DUMA COISA Alice estava certa: de que o gatinho branco nada tinha que ver com aquilo. A culpa era tôda do gatinho prêto. Isso porque enquanto o gatinho prêto estava reinando na sala, o gatinho branco estêve nas unhas de sua mãe Diná, a sofrer uma lavagem de cara.

Diná lavava os seus filhotes assim: agarrava um dêles pela orelha e o fixava com uma das patas ao chão;

com a outra esfregava-lhe a cara, a começar pelo focinho. E êles se submetiam a essa toalete muito quietos, rosnando apenas, pois sabiam que a esfrega era para bem dêles.

O gatinho prêto havia passado a manhã na sala, sôlto, brincando, e ainda lá estava aos pinotes, enquanto Alice, meio adormecida em sua poltrona, falava sòzinha, com os olhos semi-abertos fixos no tapête onde jazia um novêlo de lã quase todo desenrolado.

— Olá, seu maroto! murmurou ela agarrando o gatinho pelo pescoço e beijando-o para mostrar a sua contrariedade. Depois, voltando-se para Diná, disse: — Olhe, é preciso dar melhor educação aos seus filhos, ouviu? Ainda está em tempo...

Alice tomou do chão o novêlo de lã, que pôs no colo, ao lado do gatinho prêto. Ia enrolá-lo de novo, trabalho que não rendia, porque Alice não parava de falar consigo própria e distrair-se, achando graça na atenção com que o gatinho acompanhava aquêle serviço. Às vêzes procurando ajudá-la êle a atrasava ainda mais.

— Sabe que dia é amanhã? perguntou-lhe a menina. Não sabe! Nunca sabe nada, êste bobinho. Pois teria sabido, se tivesse estado comigo à janela. Teria visto as crianças amontoarem na rua lenha para uma fogueira o que quer dizer que estamos em vésperas de São João. Teremos uma bela fogueira amanhã, vai ver.

Enquanto falava ia enrolando a lã em redor do pescoço do gatinho, que de súbito se debateu e fêz de novo cair o novêlo.

Sem erguer-se da poltrona Alice começou a ralhar com o maroto.

— Eu devia ficar zangada, sabe?
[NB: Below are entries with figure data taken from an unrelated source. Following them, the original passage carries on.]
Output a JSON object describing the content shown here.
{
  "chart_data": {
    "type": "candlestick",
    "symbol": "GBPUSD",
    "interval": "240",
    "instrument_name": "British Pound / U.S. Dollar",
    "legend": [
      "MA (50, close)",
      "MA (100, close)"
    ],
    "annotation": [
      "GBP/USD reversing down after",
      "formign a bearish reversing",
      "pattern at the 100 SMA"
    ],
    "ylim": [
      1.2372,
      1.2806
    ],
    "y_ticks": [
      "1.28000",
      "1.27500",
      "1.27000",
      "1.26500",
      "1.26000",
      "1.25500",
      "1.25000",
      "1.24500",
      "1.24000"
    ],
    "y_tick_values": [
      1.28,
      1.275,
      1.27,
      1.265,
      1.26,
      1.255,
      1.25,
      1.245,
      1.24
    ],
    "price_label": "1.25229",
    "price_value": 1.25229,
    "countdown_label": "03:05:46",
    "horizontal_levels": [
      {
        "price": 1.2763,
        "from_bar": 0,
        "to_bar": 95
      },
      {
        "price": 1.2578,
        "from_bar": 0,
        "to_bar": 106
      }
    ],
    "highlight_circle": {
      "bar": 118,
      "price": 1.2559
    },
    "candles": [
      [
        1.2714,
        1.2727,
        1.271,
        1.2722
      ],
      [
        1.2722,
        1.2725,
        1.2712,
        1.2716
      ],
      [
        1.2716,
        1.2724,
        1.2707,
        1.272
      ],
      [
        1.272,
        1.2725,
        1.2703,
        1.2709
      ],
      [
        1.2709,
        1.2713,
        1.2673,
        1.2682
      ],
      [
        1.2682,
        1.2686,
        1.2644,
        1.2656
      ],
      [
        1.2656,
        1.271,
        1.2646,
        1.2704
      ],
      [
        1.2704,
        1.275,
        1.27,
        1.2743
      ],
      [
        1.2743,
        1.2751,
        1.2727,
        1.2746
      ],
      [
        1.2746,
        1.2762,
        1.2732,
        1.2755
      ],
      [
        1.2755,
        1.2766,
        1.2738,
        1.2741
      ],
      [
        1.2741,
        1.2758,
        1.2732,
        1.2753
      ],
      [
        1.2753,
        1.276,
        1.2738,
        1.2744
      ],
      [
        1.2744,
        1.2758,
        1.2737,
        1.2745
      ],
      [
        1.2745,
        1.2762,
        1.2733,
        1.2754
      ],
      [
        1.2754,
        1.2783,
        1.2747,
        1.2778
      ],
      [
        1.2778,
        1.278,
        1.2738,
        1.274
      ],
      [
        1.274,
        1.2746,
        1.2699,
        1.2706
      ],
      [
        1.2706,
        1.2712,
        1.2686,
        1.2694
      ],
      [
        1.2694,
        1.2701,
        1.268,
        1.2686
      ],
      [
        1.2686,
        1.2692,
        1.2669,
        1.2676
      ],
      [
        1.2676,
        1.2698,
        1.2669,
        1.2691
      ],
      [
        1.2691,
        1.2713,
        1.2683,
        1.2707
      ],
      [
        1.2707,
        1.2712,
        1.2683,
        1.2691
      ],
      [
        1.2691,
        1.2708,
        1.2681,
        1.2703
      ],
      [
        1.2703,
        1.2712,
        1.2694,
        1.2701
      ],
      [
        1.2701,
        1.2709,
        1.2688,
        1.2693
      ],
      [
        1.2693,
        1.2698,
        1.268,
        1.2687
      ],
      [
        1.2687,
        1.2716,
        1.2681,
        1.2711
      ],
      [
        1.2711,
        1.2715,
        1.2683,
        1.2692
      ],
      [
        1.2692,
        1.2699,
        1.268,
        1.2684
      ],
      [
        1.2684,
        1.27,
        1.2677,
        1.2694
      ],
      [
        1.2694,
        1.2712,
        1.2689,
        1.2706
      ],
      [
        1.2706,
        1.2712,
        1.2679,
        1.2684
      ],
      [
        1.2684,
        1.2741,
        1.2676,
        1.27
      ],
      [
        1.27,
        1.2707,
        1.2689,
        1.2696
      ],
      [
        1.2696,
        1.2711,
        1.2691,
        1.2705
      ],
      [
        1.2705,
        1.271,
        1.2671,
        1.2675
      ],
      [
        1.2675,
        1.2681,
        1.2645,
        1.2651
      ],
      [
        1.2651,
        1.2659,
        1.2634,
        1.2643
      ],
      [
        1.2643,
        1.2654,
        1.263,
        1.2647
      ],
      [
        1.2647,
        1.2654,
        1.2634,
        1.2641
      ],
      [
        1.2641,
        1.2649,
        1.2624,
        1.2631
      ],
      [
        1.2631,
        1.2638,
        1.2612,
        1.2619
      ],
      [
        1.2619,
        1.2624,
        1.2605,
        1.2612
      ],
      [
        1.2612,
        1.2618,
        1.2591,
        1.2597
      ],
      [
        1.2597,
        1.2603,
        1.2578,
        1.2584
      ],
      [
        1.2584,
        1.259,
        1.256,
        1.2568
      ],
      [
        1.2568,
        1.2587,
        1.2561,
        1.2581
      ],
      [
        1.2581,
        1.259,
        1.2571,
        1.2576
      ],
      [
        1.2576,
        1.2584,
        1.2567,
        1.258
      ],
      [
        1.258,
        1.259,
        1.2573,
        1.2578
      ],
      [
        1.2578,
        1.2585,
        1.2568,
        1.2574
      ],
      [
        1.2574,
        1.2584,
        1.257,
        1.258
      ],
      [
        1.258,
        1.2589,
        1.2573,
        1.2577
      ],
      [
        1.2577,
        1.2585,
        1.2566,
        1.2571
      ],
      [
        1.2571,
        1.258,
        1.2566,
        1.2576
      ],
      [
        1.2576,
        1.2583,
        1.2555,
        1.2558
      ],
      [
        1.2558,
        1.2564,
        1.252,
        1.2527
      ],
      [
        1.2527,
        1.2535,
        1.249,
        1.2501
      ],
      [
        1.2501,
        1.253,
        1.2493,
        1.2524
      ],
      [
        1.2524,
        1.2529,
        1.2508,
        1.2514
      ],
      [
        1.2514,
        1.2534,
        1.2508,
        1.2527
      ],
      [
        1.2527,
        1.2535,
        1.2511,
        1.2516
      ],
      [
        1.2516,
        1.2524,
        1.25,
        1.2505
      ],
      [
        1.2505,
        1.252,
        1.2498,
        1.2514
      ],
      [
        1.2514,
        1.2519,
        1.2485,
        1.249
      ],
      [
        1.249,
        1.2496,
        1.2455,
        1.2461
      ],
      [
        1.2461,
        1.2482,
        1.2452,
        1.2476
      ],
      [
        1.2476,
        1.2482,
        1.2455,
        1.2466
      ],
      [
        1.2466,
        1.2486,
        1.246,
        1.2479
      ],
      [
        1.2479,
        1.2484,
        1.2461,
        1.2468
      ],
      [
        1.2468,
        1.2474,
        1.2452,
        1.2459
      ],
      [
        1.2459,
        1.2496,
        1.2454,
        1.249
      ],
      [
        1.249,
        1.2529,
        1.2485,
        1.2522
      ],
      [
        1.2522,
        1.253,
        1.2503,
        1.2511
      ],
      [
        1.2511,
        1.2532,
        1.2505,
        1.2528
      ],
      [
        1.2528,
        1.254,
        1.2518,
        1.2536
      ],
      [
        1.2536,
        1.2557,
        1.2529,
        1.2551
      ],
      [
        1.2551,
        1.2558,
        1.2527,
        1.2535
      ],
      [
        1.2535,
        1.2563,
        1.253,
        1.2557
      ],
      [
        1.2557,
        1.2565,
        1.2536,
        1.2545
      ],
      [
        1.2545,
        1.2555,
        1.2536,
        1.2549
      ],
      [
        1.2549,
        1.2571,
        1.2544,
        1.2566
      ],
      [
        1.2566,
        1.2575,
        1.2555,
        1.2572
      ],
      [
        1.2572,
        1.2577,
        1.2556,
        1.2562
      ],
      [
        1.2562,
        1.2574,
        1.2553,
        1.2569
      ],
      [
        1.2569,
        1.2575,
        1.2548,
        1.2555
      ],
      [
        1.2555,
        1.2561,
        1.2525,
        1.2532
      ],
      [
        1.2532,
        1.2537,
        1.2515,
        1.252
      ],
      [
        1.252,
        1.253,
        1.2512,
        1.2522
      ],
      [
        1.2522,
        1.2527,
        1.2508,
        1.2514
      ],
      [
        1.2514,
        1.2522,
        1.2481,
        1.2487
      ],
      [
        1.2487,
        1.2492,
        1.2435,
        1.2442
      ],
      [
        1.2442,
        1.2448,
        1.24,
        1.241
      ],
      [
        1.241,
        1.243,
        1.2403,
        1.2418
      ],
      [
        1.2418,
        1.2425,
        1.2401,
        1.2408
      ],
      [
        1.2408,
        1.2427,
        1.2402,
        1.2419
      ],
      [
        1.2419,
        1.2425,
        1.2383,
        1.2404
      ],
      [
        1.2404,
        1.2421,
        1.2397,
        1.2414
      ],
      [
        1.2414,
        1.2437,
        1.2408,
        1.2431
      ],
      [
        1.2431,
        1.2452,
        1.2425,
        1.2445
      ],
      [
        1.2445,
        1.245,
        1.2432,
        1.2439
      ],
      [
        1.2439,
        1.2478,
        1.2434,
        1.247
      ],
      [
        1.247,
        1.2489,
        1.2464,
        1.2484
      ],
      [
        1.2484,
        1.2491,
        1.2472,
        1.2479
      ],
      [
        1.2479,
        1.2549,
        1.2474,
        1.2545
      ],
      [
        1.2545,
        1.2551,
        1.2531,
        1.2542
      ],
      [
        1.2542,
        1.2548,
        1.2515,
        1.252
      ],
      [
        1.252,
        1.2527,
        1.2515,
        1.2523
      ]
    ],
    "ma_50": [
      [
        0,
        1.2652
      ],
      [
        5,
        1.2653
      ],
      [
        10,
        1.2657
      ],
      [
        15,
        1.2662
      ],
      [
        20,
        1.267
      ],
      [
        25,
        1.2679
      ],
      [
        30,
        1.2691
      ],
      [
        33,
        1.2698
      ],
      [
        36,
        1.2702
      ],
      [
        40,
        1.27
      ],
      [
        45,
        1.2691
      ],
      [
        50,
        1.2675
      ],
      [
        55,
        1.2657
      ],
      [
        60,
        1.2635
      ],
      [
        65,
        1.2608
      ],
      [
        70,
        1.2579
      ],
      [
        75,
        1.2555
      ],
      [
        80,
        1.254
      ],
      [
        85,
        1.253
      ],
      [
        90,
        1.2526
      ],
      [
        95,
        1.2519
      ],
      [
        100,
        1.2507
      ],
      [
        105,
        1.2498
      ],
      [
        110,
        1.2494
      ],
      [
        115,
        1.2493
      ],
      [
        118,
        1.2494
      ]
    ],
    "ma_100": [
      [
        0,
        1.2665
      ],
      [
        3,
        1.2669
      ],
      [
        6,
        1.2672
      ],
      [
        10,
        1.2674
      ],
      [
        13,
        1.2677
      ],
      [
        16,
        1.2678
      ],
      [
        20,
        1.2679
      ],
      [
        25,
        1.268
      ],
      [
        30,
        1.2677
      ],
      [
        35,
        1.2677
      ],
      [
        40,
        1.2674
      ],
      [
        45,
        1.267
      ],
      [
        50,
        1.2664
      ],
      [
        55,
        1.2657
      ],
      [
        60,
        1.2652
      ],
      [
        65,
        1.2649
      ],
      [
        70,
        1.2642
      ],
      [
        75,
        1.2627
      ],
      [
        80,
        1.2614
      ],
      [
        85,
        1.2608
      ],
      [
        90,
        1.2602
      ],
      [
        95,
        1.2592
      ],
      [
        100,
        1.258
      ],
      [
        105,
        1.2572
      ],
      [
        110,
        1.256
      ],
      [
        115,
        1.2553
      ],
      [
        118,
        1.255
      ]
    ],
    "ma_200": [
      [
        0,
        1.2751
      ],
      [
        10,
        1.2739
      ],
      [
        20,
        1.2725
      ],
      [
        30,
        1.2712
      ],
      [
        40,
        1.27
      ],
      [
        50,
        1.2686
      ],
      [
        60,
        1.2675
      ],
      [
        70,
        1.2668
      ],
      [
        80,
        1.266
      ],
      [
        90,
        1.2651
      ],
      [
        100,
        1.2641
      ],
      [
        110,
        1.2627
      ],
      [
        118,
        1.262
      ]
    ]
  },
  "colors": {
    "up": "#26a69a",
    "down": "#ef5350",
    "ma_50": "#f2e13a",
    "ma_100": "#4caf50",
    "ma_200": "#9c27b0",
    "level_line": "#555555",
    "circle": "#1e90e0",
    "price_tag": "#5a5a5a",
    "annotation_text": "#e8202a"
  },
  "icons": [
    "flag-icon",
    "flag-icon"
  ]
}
Você é o tipo do atrapalhador de serviço. Que faria se eu abrisse a janela e o atirasse na neve, hein? Olhe, nem mais um pio, está ouvindo?

E com o dedo indicador erguido:

— Vou passar em revista tôdas as suas más ações de hoje. Em primeiro lugar você miou muito quando

Diná o esfregava, de manhã. Não negue. Ouvi perfeitamente. Que diz? Como? A pata de Diná esbarrou em seu olhinho direito? É? Mas de quem foi a culpa? Por que ficou de ôlho aberto? Não venha com essa escapatória, que não aceito. Vamos agora à segunda má ação. Você puxou o gatinho branco pelo rabo quando êle estava a beber o seu pires de leite. Quê? Estava com sêde? Êle também estava — e havia chegado primeiro. Agora, a terceira má ação: desenrolar o meu novêlo de lã. Três culpas, Kitty, e ainda não foi punido por nenhuma! Estou juntando os castigos para quarta-feira.
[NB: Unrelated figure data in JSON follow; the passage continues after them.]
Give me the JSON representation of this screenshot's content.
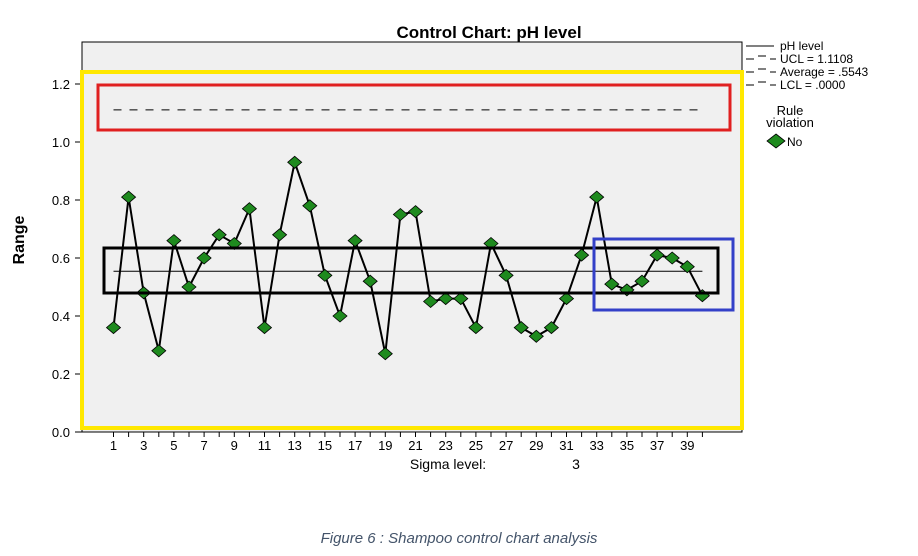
{
  "chart_data": {
    "type": "line",
    "title": "Control Chart: pH level",
    "xlabel": "",
    "ylabel": "Range",
    "ylim": [
      0,
      1.25
    ],
    "yticks": [
      "0.0",
      "0.2",
      "0.4",
      "0.6",
      "0.8",
      "1.0",
      "1.2"
    ],
    "xticks": [
      "1",
      "3",
      "5",
      "7",
      "9",
      "11",
      "13",
      "15",
      "17",
      "19",
      "21",
      "23",
      "25",
      "27",
      "29",
      "31",
      "33",
      "35",
      "37",
      "39"
    ],
    "grid": false,
    "legend_position": "right",
    "sigma_label": "Sigma level:",
    "sigma_value": "3",
    "x": [
      1,
      2,
      3,
      4,
      5,
      6,
      7,
      8,
      9,
      10,
      11,
      12,
      13,
      14,
      15,
      16,
      17,
      18,
      19,
      20,
      21,
      22,
      23,
      24,
      25,
      26,
      27,
      28,
      29,
      30,
      31,
      32,
      33,
      34,
      35,
      36,
      37,
      38,
      39,
      40
    ],
    "series": [
      {
        "name": "pH level",
        "values": [
          0.36,
          0.81,
          0.48,
          0.28,
          0.66,
          0.5,
          0.6,
          0.68,
          0.65,
          0.77,
          0.36,
          0.68,
          0.93,
          0.78,
          0.54,
          0.4,
          0.66,
          0.52,
          0.27,
          0.75,
          0.76,
          0.45,
          0.46,
          0.46,
          0.36,
          0.65,
          0.54,
          0.36,
          0.33,
          0.36,
          0.46,
          0.61,
          0.81,
          0.51,
          0.49,
          0.52,
          0.61,
          0.6,
          0.57,
          0.47
        ]
      }
    ],
    "ucl": 1.1108,
    "average": 0.5543,
    "lcl": 0.0,
    "legend": [
      "pH level",
      "UCL = 1.1108",
      "Average = .5543",
      "LCL = .0000"
    ],
    "rule_violation_title": "Rule violation",
    "rule_violation_items": [
      "No"
    ],
    "colors": {
      "plot_bg": "#f0f0f0",
      "marker_fill": "#1e8a1e",
      "line": "#000000",
      "highlight_yellow": "#ffe800",
      "highlight_red": "#e02020",
      "highlight_black": "#000000",
      "highlight_blue": "#3340c8"
    }
  },
  "caption": "Figure 6 : Shampoo control chart analysis"
}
Depois, pensando nas suas próprias reinações, continuou:

— Suponha-se que êles juntem os meus castigos. Que fariam no fim do ano? Com certeza me mandariam para a cadeia. Ou — deixe-me ver — suponha-se que cada castigo consista em me deixarem sem jantar. Então, no dia do castigo somado, eu teria de ficar sem cinqüenta jantares, pelo menos...

E para o gatinho:

— Está ouvindo o bater da neve na vidraça, Kitty? Gosto dêsse barulhinho. Parece que a neve está beijando os vidros do outro lado, não? Será que a neve beija assim as árvores e os campos porque os ama? Depois ela os recobre duma camada branquinha, talvez dizendo: “Durmam, queridos, durmam bem até que o verão retorne.” E quando tudo renasce de novo ao calor do verão, Kitty, as árvores e os campos se vestem de verde e dançam — dançam tão lindo quando o vento sopra!... Oh, eu quero que seja assim! concluiu Alice deixando cair o novêlo para bater palmas de alegria. Quero que as árvores realmente comecem a dormir no outono quando as fôlhas entram a amarelar!...

Depois:

— Kitty, você sabe jogar xadrez? Não se ria. Estou falando sério. Pergunto porque quando eu estava a jogar xadrez inda há pouco você olhava para o tabuleiro, como quem entende do jôgo. E quando eu disse: “Xeque!” você rosnou. Realmente, foi um belo xeque, Kitty, e eu teria ganho a partida se não fôsse aquêle bispo negro com o qual não contei. Faz de conta, Kitty...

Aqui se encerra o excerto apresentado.